I've stayed in a lot of these "seasonal friendships" out of comfortability and convenience, and sometimes I think that probably hurt me more. Now, this doesn't mean that you need to drop everybody but your deep rooted friends; however, at the end of the day, all of your friendships cannot be lukewarm. You have to have people who challenge and grow you as an individual. You have to have people that you share your heart with. When you take that extra step of vulnerability, trust people with the weight you carry, and love people when they don't love themselves, you'll find the true value of friendship. It's worth the extra step to let people in for a change. It's worth the extra step to trust people to help you carry the things that weigh you down. It's worth the extra step to love people who help you grow. Most of all, it is worth the extra step to have deep rooted friendships because those are the friendships that will continue to grow and flourish. Half-hearted friendships can't do that.
Although it takes a lot of courage to walk away from people, I think it takes the most courage to let people walk away from you.

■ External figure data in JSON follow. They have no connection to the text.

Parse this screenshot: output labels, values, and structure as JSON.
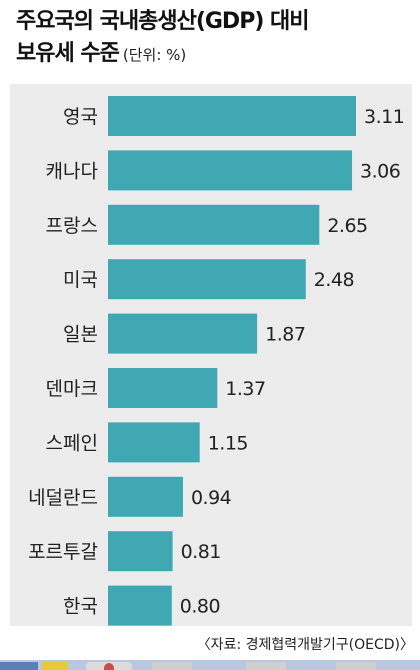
{
  "chart_data": {
    "type": "bar",
    "orientation": "horizontal",
    "title_line1": "주요국의 국내총생산(GDP) 대비",
    "title_line2": "보유세 수준",
    "unit": "(단위: %)",
    "categories": [
      "영국",
      "캐나다",
      "프랑스",
      "미국",
      "일본",
      "덴마크",
      "스페인",
      "네덜란드",
      "포르투갈",
      "한국"
    ],
    "values": [
      3.11,
      3.06,
      2.65,
      2.48,
      1.87,
      1.37,
      1.15,
      0.94,
      0.81,
      0.8
    ],
    "value_labels": [
      "3.11",
      "3.06",
      "2.65",
      "2.48",
      "1.87",
      "1.37",
      "1.15",
      "0.94",
      "0.81",
      "0.80"
    ],
    "xlim": [
      0,
      3.11
    ],
    "bar_color": "#3fa8b3",
    "background_color": "#ececec",
    "source": "〈자료: 경제협력개발기구(OECD)〉"
  }
}
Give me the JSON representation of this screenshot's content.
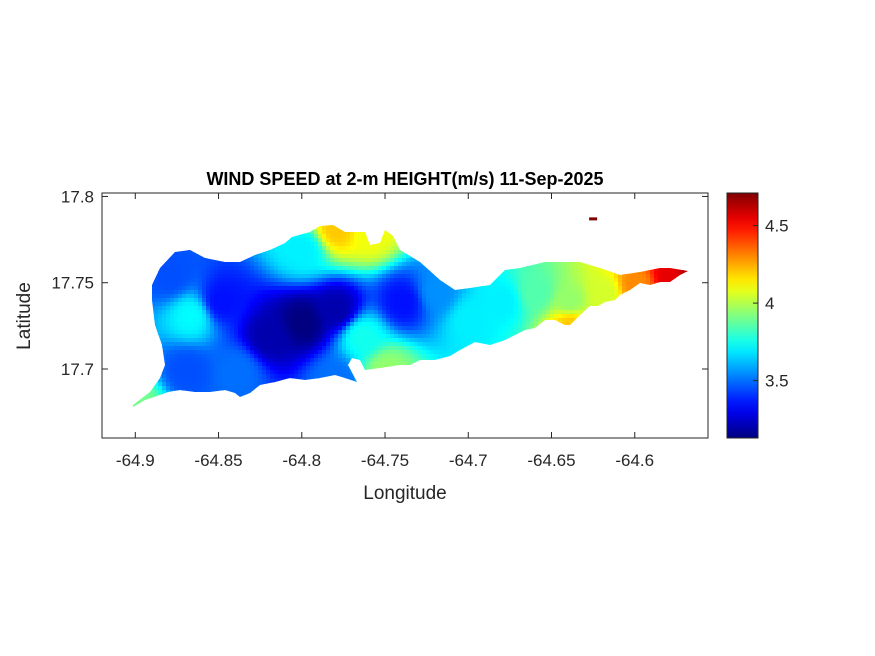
{
  "chart_data": {
    "type": "heatmap",
    "title": "WIND SPEED at 2-m HEIGHT(m/s) 11-Sep-2025",
    "xlabel": "Longitude",
    "ylabel": "Latitude",
    "xlim": [
      -64.92,
      -64.556
    ],
    "ylim": [
      17.66,
      17.802
    ],
    "xticks": [
      -64.9,
      -64.85,
      -64.8,
      -64.75,
      -64.7,
      -64.65,
      -64.6
    ],
    "xtick_labels": [
      "-64.9",
      "-64.85",
      "-64.8",
      "-64.75",
      "-64.7",
      "-64.65",
      "-64.6"
    ],
    "yticks": [
      17.7,
      17.75,
      17.8
    ],
    "ytick_labels": [
      "17.7",
      "17.75",
      "17.8"
    ],
    "colormap": "jet",
    "clim": [
      3.13,
      4.71
    ],
    "colorbar_ticks": [
      3.5,
      4,
      4.5
    ],
    "colorbar_tick_labels": [
      "3.5",
      "4",
      "4.5"
    ],
    "grid": false,
    "samples": [
      {
        "lon": -64.8,
        "lat": 17.728,
        "value": 3.13
      },
      {
        "lon": -64.82,
        "lat": 17.72,
        "value": 3.2
      },
      {
        "lon": -64.78,
        "lat": 17.735,
        "value": 3.2
      },
      {
        "lon": -64.85,
        "lat": 17.74,
        "value": 3.35
      },
      {
        "lon": -64.867,
        "lat": 17.732,
        "value": 3.72
      },
      {
        "lon": -64.88,
        "lat": 17.755,
        "value": 3.45
      },
      {
        "lon": -64.87,
        "lat": 17.7,
        "value": 3.45
      },
      {
        "lon": -64.84,
        "lat": 17.7,
        "value": 3.5
      },
      {
        "lon": -64.78,
        "lat": 17.782,
        "value": 4.2
      },
      {
        "lon": -64.8,
        "lat": 17.77,
        "value": 3.7
      },
      {
        "lon": -64.76,
        "lat": 17.78,
        "value": 4.1
      },
      {
        "lon": -64.765,
        "lat": 17.72,
        "value": 3.75
      },
      {
        "lon": -64.74,
        "lat": 17.74,
        "value": 3.35
      },
      {
        "lon": -64.72,
        "lat": 17.745,
        "value": 3.55
      },
      {
        "lon": -64.75,
        "lat": 17.7,
        "value": 3.95
      },
      {
        "lon": -64.7,
        "lat": 17.73,
        "value": 3.7
      },
      {
        "lon": -64.68,
        "lat": 17.74,
        "value": 3.7
      },
      {
        "lon": -64.66,
        "lat": 17.745,
        "value": 3.85
      },
      {
        "lon": -64.64,
        "lat": 17.74,
        "value": 3.95
      },
      {
        "lon": -64.62,
        "lat": 17.745,
        "value": 4.05
      },
      {
        "lon": -64.64,
        "lat": 17.727,
        "value": 4.2
      },
      {
        "lon": -64.6,
        "lat": 17.75,
        "value": 4.3
      },
      {
        "lon": -64.58,
        "lat": 17.755,
        "value": 4.55
      },
      {
        "lon": -64.568,
        "lat": 17.755,
        "value": 4.62
      },
      {
        "lon": -64.625,
        "lat": 17.787,
        "value": 4.71
      },
      {
        "lon": -64.9,
        "lat": 17.68,
        "value": 3.9
      },
      {
        "lon": -64.78,
        "lat": 17.695,
        "value": 3.5
      }
    ]
  }
}
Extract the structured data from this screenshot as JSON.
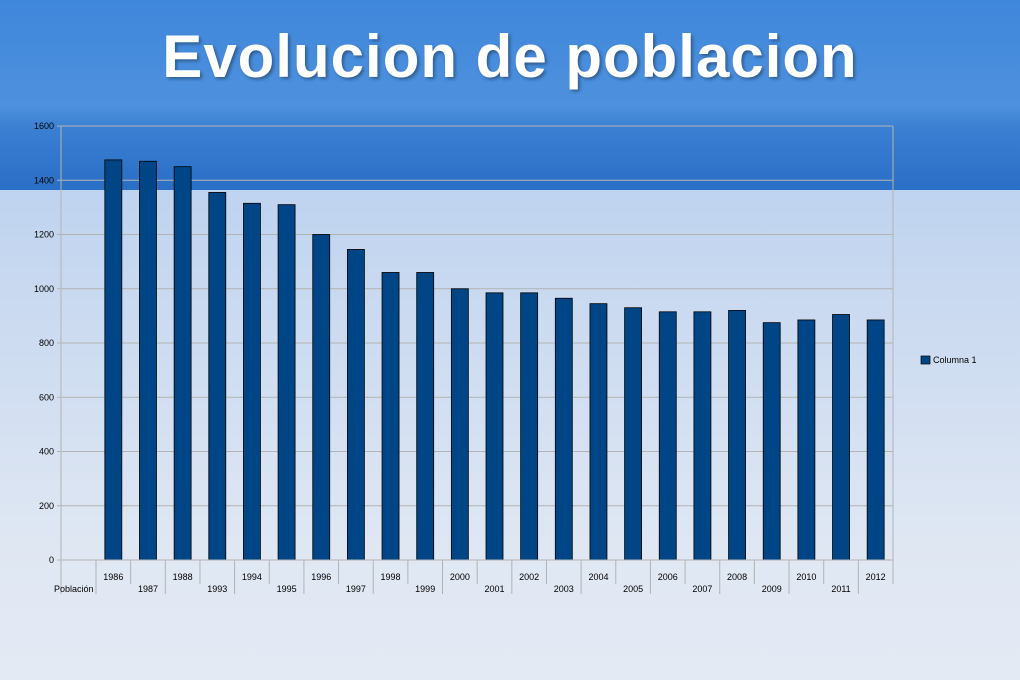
{
  "slide": {
    "title": "Evolucion de poblacion"
  },
  "colors": {
    "bar": "#004586",
    "header": "#3f87dc"
  },
  "chart_data": {
    "type": "bar",
    "title": "",
    "xlabel": "",
    "ylabel": "",
    "row_label": "Población",
    "categories": [
      "1986",
      "1987",
      "1988",
      "1993",
      "1994",
      "1995",
      "1996",
      "1997",
      "1998",
      "1999",
      "2000",
      "2001",
      "2002",
      "2003",
      "2004",
      "2005",
      "2006",
      "2007",
      "2008",
      "2009",
      "2010",
      "2011",
      "2012"
    ],
    "series": [
      {
        "name": "Columna 1",
        "values": [
          1475,
          1470,
          1450,
          1355,
          1315,
          1310,
          1200,
          1145,
          1060,
          1060,
          1000,
          985,
          985,
          965,
          945,
          930,
          915,
          915,
          920,
          875,
          885,
          905,
          885
        ]
      }
    ],
    "ylim": [
      0,
      1600
    ],
    "yticks": [
      0,
      200,
      400,
      600,
      800,
      1000,
      1200,
      1400,
      1600
    ],
    "grid": true,
    "legend": "right"
  }
}
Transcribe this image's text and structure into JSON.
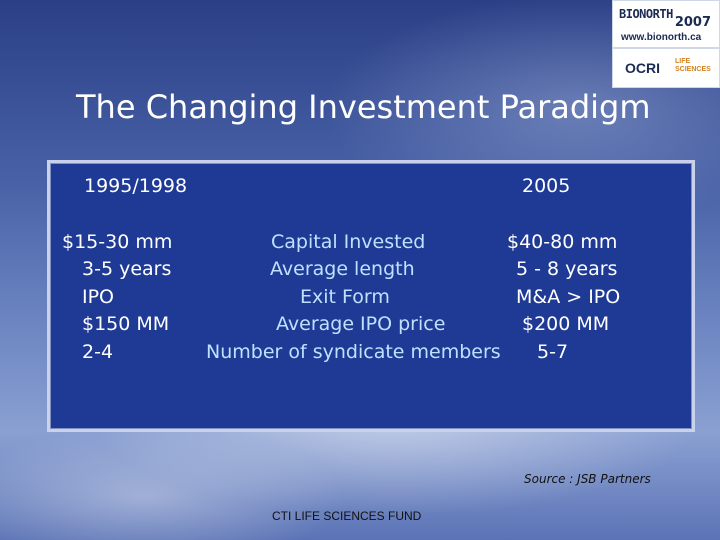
{
  "logo": {
    "brand": "BIONORTH",
    "year": "2007",
    "url": "www.bionorth.ca",
    "partner": "OCRI",
    "partner_sub": "LIFE SCIENCES"
  },
  "title": "The Changing Investment Paradigm",
  "columns": {
    "left_header": "1995/1998",
    "right_header": "2005"
  },
  "rows": [
    {
      "left": "$15-30 mm",
      "label": "Capital Invested",
      "right": "$40-80 mm"
    },
    {
      "left": "3-5 years",
      "label": "Average length",
      "right": "5 - 8 years"
    },
    {
      "left": "IPO",
      "label": "Exit Form",
      "right": "M&A > IPO"
    },
    {
      "left": "$150 MM",
      "label": "Average IPO price",
      "right": "$200 MM"
    },
    {
      "left": "2-4",
      "label": "Number of syndicate members",
      "right": "5-7"
    }
  ],
  "source": "Source : JSB Partners",
  "footer": "CTI LIFE SCIENCES FUND",
  "colors": {
    "panel": "#1f3a95",
    "label": "#bfe0ff",
    "text": "#ffffff"
  }
}
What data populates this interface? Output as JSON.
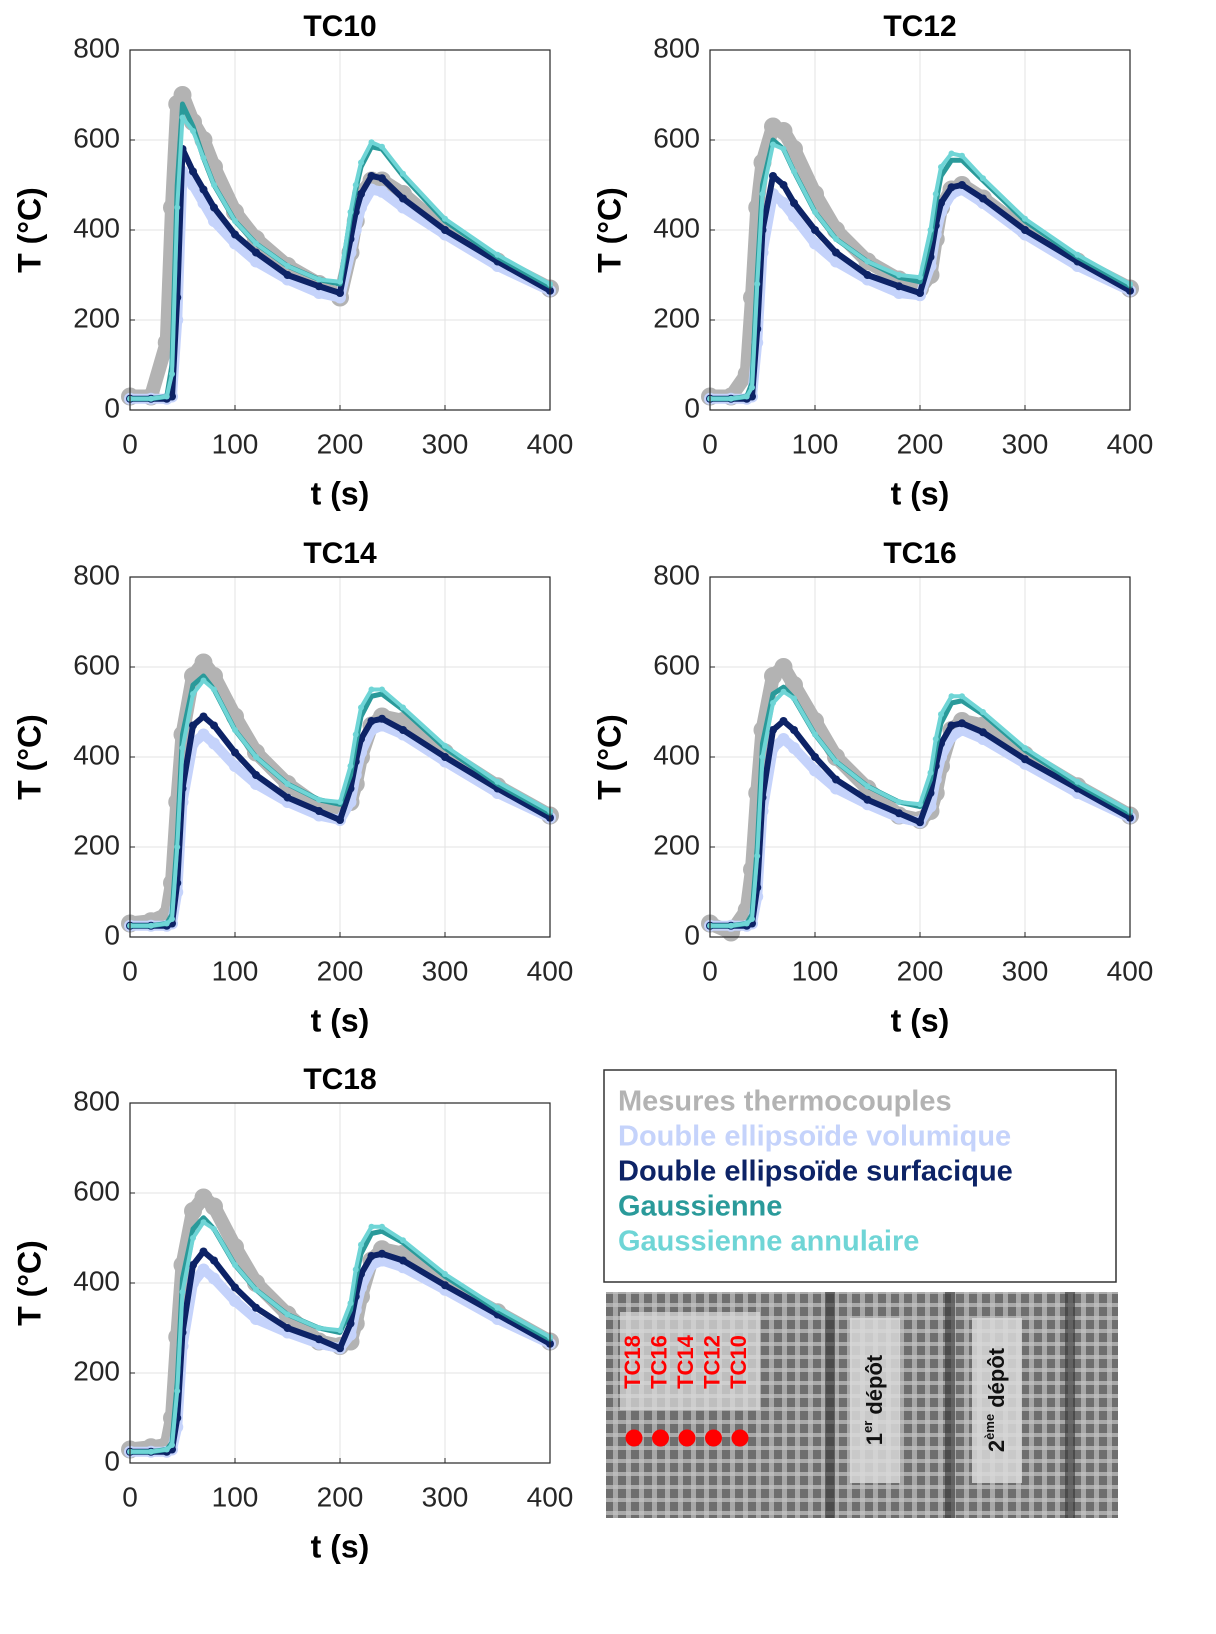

I've wrestled with a lot of people to try and understand what I was doing wrong and why they had to leave. I've tried to mend broken bridges and love people who leave me empty, but sometimes there are broken things that stay broken. And that's okay. Sometimes, what you have to give to a person is only needed for that season of their life. And that's okay, too. Just because some things around us are broken doesn't mean that we are also broken. Just because somebody didn't need or want what you had to offer doesn't mean that we have nothing to give.
As people, we change. Our moods and feelings towards things can change in an instant. There are places, events, and people that can effect our entire day. I think some aspects of people (our fleshly desires) are incredibly fickle. Some people aren't meant to stay in our lives forever, and in seasons such as this, I am able to seek out the simple joy of how far I've come because of seasonal friendships. Just because we've run our course with some friendships doesn't mean it wasn't worth it. Although these friendships don't last, the impact still does, and that is something you can find comfort in as seasons come and go.
"For everything there is a season, and a time for every matter under heaven."